Song by Eminem

from the album Kamikaze
- Released: August 31, 2018
- Studio: Effigy Studios (Detroit, MI)
- Genre: Hip hop
- Length: 3:42
- Label: Shady
- Songwriters: Marshall Mathers; Ray Fraser; Larry Griffin Jr.; Maurice Nichols; Ricky Sheldon; Erik Bodin; Yukimi Nagano; Fredrik Wallin; Håkan Wirenstrand;
- Producers: Illadaproducer; Symbolyc One; Lonestarrmuzik; Swish Allnet (add.);

= Normal (Eminem song) =

Eminem song

"Normal" is a song by American rapper Eminem from his tenth studio album Kamikaze. It was released as the album's fifth track on August 31, 2018, via Shady Records along with the rest of the album. Recording sessions took place at Effigy Studios in Detroit. Produced by Illadaproducer, Symbolyc One and Lonestarrmuzik, the song contains samples from Little Dragon's song "Seconds". Despite never being released as a single, the song has managed to chart worldwide.

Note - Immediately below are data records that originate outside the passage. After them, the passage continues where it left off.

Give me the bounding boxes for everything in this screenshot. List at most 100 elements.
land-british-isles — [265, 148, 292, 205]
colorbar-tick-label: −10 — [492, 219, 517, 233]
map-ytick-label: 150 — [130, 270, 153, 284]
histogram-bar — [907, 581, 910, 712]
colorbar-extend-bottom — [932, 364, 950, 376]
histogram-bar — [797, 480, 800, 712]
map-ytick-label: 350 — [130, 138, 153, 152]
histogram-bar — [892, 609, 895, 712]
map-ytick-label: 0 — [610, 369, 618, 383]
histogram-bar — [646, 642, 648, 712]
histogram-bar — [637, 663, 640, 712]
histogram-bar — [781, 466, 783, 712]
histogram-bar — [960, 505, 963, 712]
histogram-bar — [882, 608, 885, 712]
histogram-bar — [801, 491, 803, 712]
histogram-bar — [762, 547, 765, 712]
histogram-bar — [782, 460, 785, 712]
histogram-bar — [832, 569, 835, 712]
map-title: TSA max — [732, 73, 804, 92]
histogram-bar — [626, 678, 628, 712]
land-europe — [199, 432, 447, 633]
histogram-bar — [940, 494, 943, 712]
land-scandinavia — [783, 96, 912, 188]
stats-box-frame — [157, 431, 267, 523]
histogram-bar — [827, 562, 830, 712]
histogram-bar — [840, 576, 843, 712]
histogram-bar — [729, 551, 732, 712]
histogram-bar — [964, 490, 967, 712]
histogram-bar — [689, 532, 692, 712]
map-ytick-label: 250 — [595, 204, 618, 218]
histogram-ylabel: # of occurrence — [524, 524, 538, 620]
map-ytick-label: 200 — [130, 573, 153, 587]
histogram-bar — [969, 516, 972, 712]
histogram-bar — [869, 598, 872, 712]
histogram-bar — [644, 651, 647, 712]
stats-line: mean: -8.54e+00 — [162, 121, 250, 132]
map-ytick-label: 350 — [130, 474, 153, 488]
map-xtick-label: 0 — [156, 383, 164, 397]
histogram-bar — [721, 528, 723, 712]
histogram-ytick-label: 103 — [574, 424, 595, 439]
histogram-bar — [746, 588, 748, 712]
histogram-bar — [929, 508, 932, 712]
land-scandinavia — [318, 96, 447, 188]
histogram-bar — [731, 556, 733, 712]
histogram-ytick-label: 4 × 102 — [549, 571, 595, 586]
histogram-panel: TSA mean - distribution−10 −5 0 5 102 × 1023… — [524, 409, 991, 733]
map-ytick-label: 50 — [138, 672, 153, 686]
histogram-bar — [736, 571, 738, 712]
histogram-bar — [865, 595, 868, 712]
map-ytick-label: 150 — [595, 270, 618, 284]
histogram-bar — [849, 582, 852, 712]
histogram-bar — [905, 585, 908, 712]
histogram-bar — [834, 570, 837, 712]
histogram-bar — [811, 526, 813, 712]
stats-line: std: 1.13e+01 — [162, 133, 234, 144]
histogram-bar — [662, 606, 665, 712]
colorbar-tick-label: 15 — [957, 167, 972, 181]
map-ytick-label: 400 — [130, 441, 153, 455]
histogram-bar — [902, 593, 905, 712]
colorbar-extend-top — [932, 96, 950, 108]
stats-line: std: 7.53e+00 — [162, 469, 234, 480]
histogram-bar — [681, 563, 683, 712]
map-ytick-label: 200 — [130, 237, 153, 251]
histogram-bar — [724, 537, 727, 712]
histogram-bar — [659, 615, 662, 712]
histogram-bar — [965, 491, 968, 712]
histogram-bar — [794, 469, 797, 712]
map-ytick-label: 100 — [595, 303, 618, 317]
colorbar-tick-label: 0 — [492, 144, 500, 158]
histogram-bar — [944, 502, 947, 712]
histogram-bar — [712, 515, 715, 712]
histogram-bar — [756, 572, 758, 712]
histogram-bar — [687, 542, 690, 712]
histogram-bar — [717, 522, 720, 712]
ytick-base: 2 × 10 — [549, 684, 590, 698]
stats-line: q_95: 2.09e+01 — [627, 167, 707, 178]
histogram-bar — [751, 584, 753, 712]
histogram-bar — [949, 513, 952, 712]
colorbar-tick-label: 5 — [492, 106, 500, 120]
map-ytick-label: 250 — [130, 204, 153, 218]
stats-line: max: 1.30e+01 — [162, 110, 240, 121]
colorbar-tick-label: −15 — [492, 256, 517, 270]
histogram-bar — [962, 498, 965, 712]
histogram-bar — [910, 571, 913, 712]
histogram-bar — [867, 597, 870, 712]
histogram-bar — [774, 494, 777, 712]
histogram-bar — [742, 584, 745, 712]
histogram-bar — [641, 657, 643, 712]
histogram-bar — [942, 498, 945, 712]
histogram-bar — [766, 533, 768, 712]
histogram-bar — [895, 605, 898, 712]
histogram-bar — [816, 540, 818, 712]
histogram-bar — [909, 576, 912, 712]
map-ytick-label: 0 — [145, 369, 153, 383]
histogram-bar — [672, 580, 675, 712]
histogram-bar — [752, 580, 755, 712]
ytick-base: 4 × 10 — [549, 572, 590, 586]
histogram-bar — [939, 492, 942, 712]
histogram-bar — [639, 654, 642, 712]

The rapper speaks about a volatile, mutually toxic relationship that throws several parallels to the hit single "Love the Way You Lie". Tom Breihan of Stereogum wrote: "Eminem freaks out on an on-and-off girlfriend, accusing her of cheating or of getting back at him by dressing sexy when she goes out. He complains that she’s being “extra, like a fuckin’ terrestrial”. As the song progresses, he's rapping about putting tracking devices on her car or hitting her with a baseball bat. And that's where the plausible deniability comes in. Em's exaggerating things to ridiculous extents, so we know he's making dark jokes, not being serious. It's the most poisonous form of self-awareness, the kind that just dares you to get offended or triggered".

==Personnel==
- Marshall Mathers – main artist, vocals, mixing, songwriter
- Ray Fraser – producer, songwriter
- Larry Griffin Jr. – producer, songwriter
- Maurice Nichols – producer, songwriter
- Ricky Sheldon – additional producer, songwriter
- Mike Strange – recording, mixing
- Joe Strange – recording
- Tony Campana – recording

==Charts==

| Chart (2018) | Peak position |
|---|---|
| Australia (ARIA) | 33 |
| Austria (Ö3 Austria Top 40) | 46 |
| Canada Hot 100 (Billboard) | 27 |
| Czech Republic Singles Digital (ČNS IFPI) | 61 |
| France (SNEP) | 83 |
| Germany (GfK) | 71 |
| Hungary (Stream Top 40) | 30 |
| Italy (FIMI) | 70 |
| Netherlands (Single Top 100) | 66 |
| Norway (VG-lista) | 37 |
| Slovakia Singles Digital (ČNS IFPI) | 26 |
| Sweden (Sverigetopplistan) | 53 |
| US Billboard Hot 100 | 39 |
| US Hot R&B/Hip-Hop Songs (Billboard) | 21 |

==Certifications==

| Region | Certification | Certified units/sales |
| Australia (ARIA) | Gold | 35,000^{‡} |
| United States (RIAA) | Gold | 500,000^{‡} |
^{‡} Sales+streaming figures based on certification alone.